Reprise de Presstalis : Eric Fottorino dénonce une gestion "depuis 10 ans frauduleuse" du distributeur de presse
Le journaliste, patron de presse, estime que "les éditeurs perdent 120 millions d'euros" en raison des recettes qui sont bloquées.
Presstalis devient France Messagerie : le tribunal de commerce de Paris a validé mercredi 1er juillet l'offre des journaux quotidiens pour la reprise de l'ex-géant de la distribution de la presse, en dépôt de bilan. Presstalis avait été placé en redressement judiciaire mi-mai avec pour conséquence le licenciement de plus de 600 salariés.
Cette décision est la conclusion d'une gestion "qui, de mon point de vue, est frauduleuse", a lancé mercredi sur franceinfo, Éric Fottorino, journaliste et écrivain, cofondateur de l’hebdomadaire Le 1, des revues America, Zadig et Légende. "Elle marque bien cette situation ubuesque qui a duré depuis une décennie."
franceinfo : Comment réagissez-vous à la reprise de Presstalis ?
Éric Fottorino : Je la redoutais. Elle marque bien cette situation ubuesque qui a duré depuis une décennie. Elle aboutit à ce que seuls les éditeurs de quotidiens apportent une solution, mais une solution en trompe-l'oeil, puisque l'Etat va continuer de mettre la main à la poche. Il y a une impunité totale sur cette gestion depuis dix ans qui, de mon point de vue, est frauduleuse.
Aujourd'hui, les éditeurs perdent 120 millions d'euros, toutes les recettes depuis plusieurs mois qui sont bloquées et qui ne reviendront pas.
Eric Fottorino, journaliste, écrivain et patron de presseà franceinfo
Ce qui est encore plus scandaleux, c'est que d'une part, les éditeurs qui ont quitté Presstalis pour le concurrent MLP, ce n'était pas par caprice, mais c'était simplement parce qu'on était tellement pris à la gorge qu'il fallait bien qu'on puisse distribuer nos publications. Eh bien on devra continuer de payer jusqu'en 2022. J'avais même entendu 2023.
Dans le cas de vos différentes publications, est-ce que vous arrivez à savoir combien vous avez perdu ?
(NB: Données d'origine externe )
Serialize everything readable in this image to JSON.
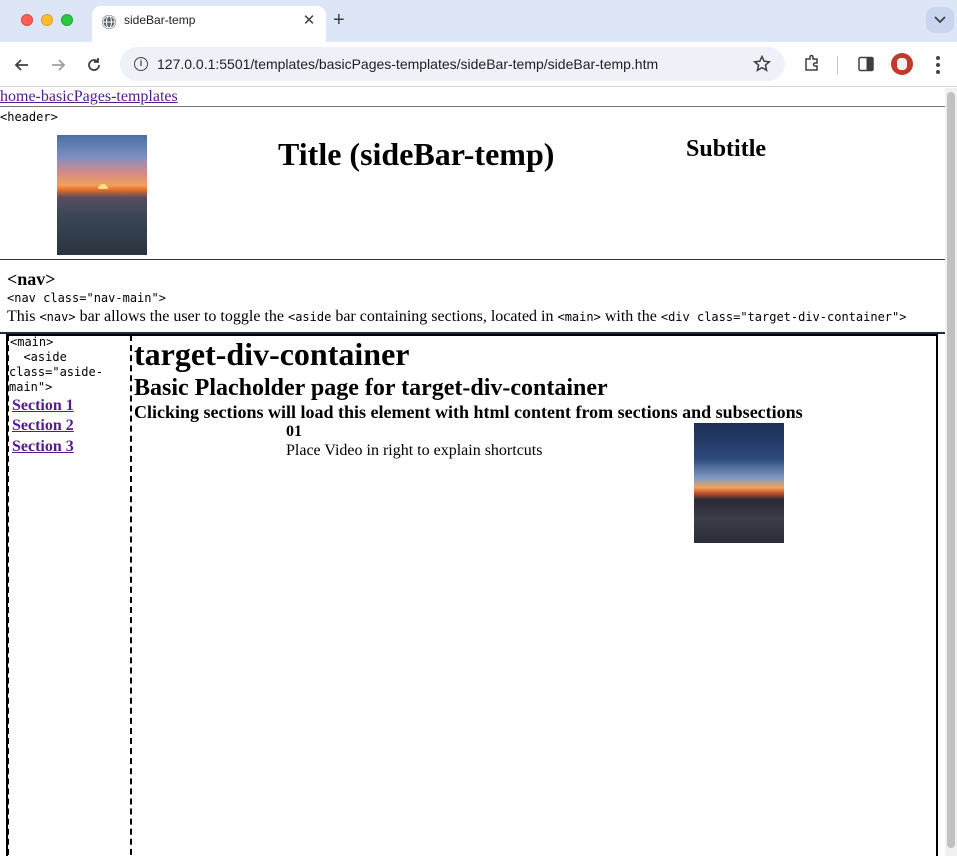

Oui, bien sûr. Même assez précisément. C'est 930 000 euros pour les trois publications et à peu près un tiers chacune. Le 1, Zadig, America. C'est comme un puits sans fond. Ce ne sont pas des projections, ce sont des recettes, des sommes qui sont dues. Et moi je considère que, quand on est dans un État de droit, au moins, ce qui est dû doit être payé. Et là, ça met en danger nos structures. On n'est pas les seuls. Il y a plus de 200 petits éditeurs en France qui peuvent vraiment mettre la clé sous la porte. C'est très concret. Si dans un mois et demi ces sommes ne m'ont pas été versées d'une manière ou d'une autre, je ne pourrai pas payer de papier. Alors quand vous faites de la presse écrite, si vous n'achetez plus votre papier, vous êtes mort. Et donc c'est ça le risque réel qui est aujourd'hui après cette décision.
Est-ce que c'est la fin du papier ou au contraire, est-ce qu'il a un avenir, mais qu'il y a tout un système à repenser ?
Le papier a bien sûr de l'avenir. Si je regarde mes titres, j'en vends chaque semaine ou chaque trimestre entre 35 000 et 40 000 exemplaires. Et ce ne sont pas les mêmes lecteurs.
Je pense que le papier a de l'avenir quand on fait des offres qui sont stimulantes. En revanche, le système de distribution est complètement obsolète.
Eric Fottorinoà franceinfo
Je pense qu'il faut vraiment le revoir très vite et y intégrer aussi l'univers de la librairie, comme je l'ai fait depuis six ans. Mais je crois d'abord, aussi, qu'il faut que les aides soient différentes d'aujourd'hui. Je pense qu'il faut que les messageries soient gérées normalement et ne soient pas opaques dans leur gestion. Pourquoi Presstalis en est là ? C'est que pour la gestion, nous, les petits éditeurs, on n'avait pas voix au chapitre sur quels étaient les tarifs, quels étaient les tarifs préférentiels appliqués à certains éditeurs. Donc, on nous demande d'être solidaires pour payer les pots cassés, mais pas du tout pour gérer. Moi, je pense qu'il faut d'abord que la gestion soit vraiment transparente et non pas opaque et qu'un rapport de confiance s'établisse. Deuxièmement, il faut aussi que les points de vente en France soient beaucoup mieux mis en valeur, de telle manière que les lieux où on achète des journaux ne soient pas fragilisés. C'est quasiment un "lumpenprolétariat" (prolétariat en haillons) qui travaille dans les kiosques, il faut le savoir.